Mar 23, 2018
Different neural strategies for junior high school male and female English learners
Children learn their native language with enviable ease and speed, but learning a second language is a far more varied process; though there has been much research into how the brain deals with new languages, we still don't know how variations in gender, age etc. specifically affect how we learn a new tongue.
A team led by Prof. Fumitaka Homae studied a rarely targeted population for this subject: Japanese junior high school students learning English as a second language in a school environment. The majority of work into the neuroscience behind learning a second language is based on immigrant populations in the United States, and children in the multi-lingual environment of Europe.
The boys and girls were given a standardized English test and a test of "Working Memory," a temporary storage in the brain used to organize, manipulate and analyze newly arrived information. They then listened to English sentences, including some with grammatical errors; observations of brain activity were taken using functional near-infrared spectroscopy (fNIRS) and event-related potential (ERP) measurements. fNIRS tells us which parts of the brain are active; ERP gives us an idea of how brain activity varies with time.
The results revealed a surprising disparity in how boys and girls deal with sentences. The girls performed better on the tests, and had more working memory. However, boys showed no correlation between working memory and performance, while girls did. Looking at brain activity, fNIRS revealed that boys showed increased activation with proficiency in the front of the brain when they heard a correct sentence, while girls showed more at the back. The front is linked with "syntactic" processing i.e. rule-based understanding of sentences; the back is associated with a wider range of language processing. Interestingly, boys displayed an overall decreased response for incorrect sentences; girls showed the exact opposite.

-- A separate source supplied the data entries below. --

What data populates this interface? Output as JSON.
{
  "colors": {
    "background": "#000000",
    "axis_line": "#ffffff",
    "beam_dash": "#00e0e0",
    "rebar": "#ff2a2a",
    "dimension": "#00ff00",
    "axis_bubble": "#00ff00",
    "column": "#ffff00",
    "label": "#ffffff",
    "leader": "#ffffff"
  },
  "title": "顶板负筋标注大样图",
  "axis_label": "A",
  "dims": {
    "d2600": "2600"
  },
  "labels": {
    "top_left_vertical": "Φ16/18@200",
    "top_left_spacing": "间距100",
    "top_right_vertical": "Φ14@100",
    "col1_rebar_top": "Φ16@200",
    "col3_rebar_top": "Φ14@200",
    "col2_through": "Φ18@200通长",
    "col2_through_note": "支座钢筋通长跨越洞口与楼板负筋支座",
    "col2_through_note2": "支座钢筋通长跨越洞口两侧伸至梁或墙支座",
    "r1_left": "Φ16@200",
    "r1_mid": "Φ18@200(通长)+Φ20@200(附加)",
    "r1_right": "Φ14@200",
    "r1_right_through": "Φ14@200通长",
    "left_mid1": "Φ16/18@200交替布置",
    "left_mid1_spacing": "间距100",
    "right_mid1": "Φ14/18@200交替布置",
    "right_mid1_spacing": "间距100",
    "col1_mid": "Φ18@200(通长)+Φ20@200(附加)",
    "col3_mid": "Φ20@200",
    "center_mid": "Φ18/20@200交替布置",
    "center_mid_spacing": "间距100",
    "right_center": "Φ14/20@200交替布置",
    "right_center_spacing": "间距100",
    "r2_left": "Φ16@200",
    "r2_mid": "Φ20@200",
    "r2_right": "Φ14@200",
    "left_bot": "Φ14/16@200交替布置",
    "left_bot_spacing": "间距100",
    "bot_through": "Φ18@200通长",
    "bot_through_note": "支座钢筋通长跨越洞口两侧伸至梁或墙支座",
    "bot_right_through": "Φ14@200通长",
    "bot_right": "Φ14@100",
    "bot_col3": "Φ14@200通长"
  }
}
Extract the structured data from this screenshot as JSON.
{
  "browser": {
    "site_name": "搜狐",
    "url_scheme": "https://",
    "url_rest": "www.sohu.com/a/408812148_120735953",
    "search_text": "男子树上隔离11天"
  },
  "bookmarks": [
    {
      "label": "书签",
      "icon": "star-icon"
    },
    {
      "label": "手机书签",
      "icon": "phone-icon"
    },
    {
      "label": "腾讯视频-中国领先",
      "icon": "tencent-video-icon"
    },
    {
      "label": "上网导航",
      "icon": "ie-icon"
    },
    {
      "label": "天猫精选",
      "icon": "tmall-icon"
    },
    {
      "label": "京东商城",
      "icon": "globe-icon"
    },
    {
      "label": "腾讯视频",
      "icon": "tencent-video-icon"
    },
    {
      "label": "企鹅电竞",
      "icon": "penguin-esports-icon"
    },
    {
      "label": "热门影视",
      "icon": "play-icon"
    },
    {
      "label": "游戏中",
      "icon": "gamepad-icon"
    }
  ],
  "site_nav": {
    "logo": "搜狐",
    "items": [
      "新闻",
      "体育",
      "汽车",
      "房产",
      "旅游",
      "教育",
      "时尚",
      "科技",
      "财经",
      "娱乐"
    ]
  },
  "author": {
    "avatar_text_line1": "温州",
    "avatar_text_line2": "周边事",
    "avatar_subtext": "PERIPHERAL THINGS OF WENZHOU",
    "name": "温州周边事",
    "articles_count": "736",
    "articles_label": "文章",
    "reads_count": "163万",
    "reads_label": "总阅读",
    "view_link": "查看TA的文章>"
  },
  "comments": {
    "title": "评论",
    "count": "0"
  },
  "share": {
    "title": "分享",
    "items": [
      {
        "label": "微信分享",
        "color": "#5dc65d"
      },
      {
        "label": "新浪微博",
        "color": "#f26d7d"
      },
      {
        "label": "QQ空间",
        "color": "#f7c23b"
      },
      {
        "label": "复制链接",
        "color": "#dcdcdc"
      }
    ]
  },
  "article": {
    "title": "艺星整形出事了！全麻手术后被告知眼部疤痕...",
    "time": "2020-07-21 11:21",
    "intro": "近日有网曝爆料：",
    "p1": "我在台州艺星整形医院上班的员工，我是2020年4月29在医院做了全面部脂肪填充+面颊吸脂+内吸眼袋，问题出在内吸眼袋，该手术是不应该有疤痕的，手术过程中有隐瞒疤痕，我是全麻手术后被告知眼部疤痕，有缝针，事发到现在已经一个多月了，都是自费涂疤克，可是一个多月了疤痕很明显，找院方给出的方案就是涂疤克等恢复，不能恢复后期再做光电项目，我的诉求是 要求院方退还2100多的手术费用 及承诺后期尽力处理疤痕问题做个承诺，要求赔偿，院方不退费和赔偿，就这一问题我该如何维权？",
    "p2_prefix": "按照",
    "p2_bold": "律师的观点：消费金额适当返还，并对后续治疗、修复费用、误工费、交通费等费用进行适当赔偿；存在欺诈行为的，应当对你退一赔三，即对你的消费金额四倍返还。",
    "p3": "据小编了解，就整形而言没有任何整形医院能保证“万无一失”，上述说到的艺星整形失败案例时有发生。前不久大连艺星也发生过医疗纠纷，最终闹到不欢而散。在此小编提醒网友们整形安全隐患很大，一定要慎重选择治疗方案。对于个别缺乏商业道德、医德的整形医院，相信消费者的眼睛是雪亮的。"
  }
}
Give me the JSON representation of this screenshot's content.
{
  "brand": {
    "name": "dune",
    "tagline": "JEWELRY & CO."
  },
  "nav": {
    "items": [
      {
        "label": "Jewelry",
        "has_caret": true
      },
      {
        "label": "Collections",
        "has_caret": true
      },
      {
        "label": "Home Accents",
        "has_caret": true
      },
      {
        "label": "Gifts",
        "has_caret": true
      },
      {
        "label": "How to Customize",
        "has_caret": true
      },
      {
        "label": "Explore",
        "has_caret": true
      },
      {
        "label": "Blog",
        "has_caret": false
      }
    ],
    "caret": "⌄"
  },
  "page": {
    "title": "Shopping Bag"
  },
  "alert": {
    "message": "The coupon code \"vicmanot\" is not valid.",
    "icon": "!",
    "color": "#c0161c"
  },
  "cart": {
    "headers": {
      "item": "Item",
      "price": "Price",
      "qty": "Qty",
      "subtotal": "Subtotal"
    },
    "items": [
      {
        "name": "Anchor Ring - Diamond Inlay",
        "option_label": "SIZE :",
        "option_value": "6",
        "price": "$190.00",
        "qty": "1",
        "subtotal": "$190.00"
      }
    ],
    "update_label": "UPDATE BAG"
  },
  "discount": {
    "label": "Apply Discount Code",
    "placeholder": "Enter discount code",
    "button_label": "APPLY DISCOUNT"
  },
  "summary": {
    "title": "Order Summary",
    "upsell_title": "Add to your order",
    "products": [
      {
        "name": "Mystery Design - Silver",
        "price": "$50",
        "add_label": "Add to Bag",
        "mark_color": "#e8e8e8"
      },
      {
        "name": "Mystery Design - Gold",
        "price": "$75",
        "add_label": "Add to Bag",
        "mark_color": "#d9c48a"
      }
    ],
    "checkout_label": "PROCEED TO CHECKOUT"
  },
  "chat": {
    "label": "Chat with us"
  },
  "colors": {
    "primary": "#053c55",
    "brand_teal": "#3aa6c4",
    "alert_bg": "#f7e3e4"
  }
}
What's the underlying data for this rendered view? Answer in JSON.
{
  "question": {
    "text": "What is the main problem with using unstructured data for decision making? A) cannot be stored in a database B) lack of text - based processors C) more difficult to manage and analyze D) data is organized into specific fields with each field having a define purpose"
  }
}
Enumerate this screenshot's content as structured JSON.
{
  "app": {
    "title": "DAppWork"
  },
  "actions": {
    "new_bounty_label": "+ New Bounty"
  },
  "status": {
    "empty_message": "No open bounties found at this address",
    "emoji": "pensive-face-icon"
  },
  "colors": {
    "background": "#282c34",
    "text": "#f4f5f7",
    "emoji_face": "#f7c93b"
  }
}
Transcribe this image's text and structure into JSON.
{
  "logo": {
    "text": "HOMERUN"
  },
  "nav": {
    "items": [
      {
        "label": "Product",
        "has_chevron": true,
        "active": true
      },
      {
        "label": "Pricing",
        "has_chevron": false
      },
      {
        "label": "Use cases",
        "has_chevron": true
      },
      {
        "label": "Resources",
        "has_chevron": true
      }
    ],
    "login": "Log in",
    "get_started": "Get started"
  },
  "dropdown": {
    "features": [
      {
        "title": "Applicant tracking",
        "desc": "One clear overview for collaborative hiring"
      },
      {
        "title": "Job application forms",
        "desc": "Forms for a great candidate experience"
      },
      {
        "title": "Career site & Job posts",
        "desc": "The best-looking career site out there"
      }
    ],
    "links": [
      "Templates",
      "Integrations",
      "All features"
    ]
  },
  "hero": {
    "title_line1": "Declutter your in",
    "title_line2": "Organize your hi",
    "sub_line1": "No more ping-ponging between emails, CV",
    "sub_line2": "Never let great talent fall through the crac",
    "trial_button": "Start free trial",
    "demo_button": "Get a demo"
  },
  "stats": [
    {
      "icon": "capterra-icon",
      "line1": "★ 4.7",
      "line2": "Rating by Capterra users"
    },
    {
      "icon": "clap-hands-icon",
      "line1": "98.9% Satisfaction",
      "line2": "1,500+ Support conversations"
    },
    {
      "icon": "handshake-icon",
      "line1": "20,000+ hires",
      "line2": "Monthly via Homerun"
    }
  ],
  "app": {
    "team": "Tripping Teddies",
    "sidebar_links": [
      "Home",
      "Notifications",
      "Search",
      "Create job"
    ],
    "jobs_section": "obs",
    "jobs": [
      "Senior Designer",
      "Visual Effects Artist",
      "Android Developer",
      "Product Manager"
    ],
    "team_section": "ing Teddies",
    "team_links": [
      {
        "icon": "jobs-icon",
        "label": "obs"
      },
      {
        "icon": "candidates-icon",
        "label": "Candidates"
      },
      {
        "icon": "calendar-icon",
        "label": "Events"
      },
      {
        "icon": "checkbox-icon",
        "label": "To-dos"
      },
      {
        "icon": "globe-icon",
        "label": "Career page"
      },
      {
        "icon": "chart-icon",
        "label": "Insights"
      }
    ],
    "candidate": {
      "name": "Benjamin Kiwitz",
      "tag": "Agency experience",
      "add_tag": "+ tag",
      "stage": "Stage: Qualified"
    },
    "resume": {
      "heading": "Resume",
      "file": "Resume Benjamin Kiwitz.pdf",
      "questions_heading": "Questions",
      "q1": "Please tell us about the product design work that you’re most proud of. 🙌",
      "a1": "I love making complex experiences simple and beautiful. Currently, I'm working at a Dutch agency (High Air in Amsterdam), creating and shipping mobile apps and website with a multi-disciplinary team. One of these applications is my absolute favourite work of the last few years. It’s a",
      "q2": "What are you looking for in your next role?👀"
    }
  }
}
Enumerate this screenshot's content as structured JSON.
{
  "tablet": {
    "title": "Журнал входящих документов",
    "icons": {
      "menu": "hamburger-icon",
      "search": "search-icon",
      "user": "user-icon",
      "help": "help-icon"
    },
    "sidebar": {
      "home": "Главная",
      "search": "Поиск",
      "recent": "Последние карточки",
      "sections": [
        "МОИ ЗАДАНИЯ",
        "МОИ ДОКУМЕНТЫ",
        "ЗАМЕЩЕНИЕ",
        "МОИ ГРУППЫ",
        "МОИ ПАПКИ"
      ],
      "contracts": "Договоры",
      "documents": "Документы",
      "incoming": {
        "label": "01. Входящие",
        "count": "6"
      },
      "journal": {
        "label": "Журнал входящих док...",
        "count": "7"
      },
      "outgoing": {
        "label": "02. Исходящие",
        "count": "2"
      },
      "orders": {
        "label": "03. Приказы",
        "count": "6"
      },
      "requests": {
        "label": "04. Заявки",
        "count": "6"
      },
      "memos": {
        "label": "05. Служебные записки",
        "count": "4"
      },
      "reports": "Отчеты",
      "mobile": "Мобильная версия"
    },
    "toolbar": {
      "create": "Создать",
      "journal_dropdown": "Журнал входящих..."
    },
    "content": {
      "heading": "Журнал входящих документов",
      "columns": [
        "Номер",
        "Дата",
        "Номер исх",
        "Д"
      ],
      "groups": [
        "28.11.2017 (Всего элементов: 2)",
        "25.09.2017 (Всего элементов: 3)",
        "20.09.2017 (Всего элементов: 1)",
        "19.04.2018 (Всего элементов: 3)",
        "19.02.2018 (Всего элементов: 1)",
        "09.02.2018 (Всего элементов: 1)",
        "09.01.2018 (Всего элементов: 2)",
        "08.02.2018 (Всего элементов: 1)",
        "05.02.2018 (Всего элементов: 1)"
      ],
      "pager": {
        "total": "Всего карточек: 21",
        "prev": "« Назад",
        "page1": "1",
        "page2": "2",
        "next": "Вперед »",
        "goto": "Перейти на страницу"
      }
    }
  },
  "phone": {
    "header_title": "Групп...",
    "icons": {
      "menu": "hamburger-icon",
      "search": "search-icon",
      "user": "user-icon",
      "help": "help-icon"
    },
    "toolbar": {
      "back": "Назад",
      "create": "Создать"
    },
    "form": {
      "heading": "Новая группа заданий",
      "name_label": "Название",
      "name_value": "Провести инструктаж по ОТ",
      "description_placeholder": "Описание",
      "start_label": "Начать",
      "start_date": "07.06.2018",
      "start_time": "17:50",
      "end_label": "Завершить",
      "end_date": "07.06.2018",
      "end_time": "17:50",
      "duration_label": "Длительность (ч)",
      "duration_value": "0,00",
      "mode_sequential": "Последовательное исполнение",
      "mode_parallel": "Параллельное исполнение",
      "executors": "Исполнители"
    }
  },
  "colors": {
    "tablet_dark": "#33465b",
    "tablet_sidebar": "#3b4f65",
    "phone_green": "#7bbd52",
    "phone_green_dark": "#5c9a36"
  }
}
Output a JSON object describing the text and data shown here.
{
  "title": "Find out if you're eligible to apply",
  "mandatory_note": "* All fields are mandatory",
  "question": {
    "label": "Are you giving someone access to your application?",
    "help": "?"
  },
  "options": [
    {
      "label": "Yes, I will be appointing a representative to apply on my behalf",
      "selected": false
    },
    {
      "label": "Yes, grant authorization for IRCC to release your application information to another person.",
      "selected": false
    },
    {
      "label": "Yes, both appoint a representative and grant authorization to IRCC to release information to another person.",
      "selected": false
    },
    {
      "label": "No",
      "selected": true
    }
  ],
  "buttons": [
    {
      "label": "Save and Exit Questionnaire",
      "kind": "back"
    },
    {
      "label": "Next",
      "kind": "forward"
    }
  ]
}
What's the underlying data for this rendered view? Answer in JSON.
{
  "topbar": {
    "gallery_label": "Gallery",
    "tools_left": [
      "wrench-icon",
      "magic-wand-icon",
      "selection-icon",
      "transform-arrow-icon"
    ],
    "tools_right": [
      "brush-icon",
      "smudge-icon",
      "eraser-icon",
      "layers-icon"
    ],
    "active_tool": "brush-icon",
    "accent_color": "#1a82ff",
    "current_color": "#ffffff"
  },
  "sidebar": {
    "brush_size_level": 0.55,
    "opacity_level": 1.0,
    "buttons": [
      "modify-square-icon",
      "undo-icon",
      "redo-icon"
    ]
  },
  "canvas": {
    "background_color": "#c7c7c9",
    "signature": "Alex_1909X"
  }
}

ERPs also showed disparities, with boys exhibiting a strong response to incorrect sentences from an early time, a phase thought to be associated with "syntactic" processing. Girls only showed a difference between correct and incorrect sentences at later times.
The emerging picture is of two different strategies to cope with a second language. Boys leverage efficient processing and rule-based "implicit" thinking; girls draw on a wider range of linguistic information, achieving "explicit" comprehension of sentences. A cursory look at test scores may have simply pointed to girls being "better" at learning English, but the mechanisms tell a far more interesting story.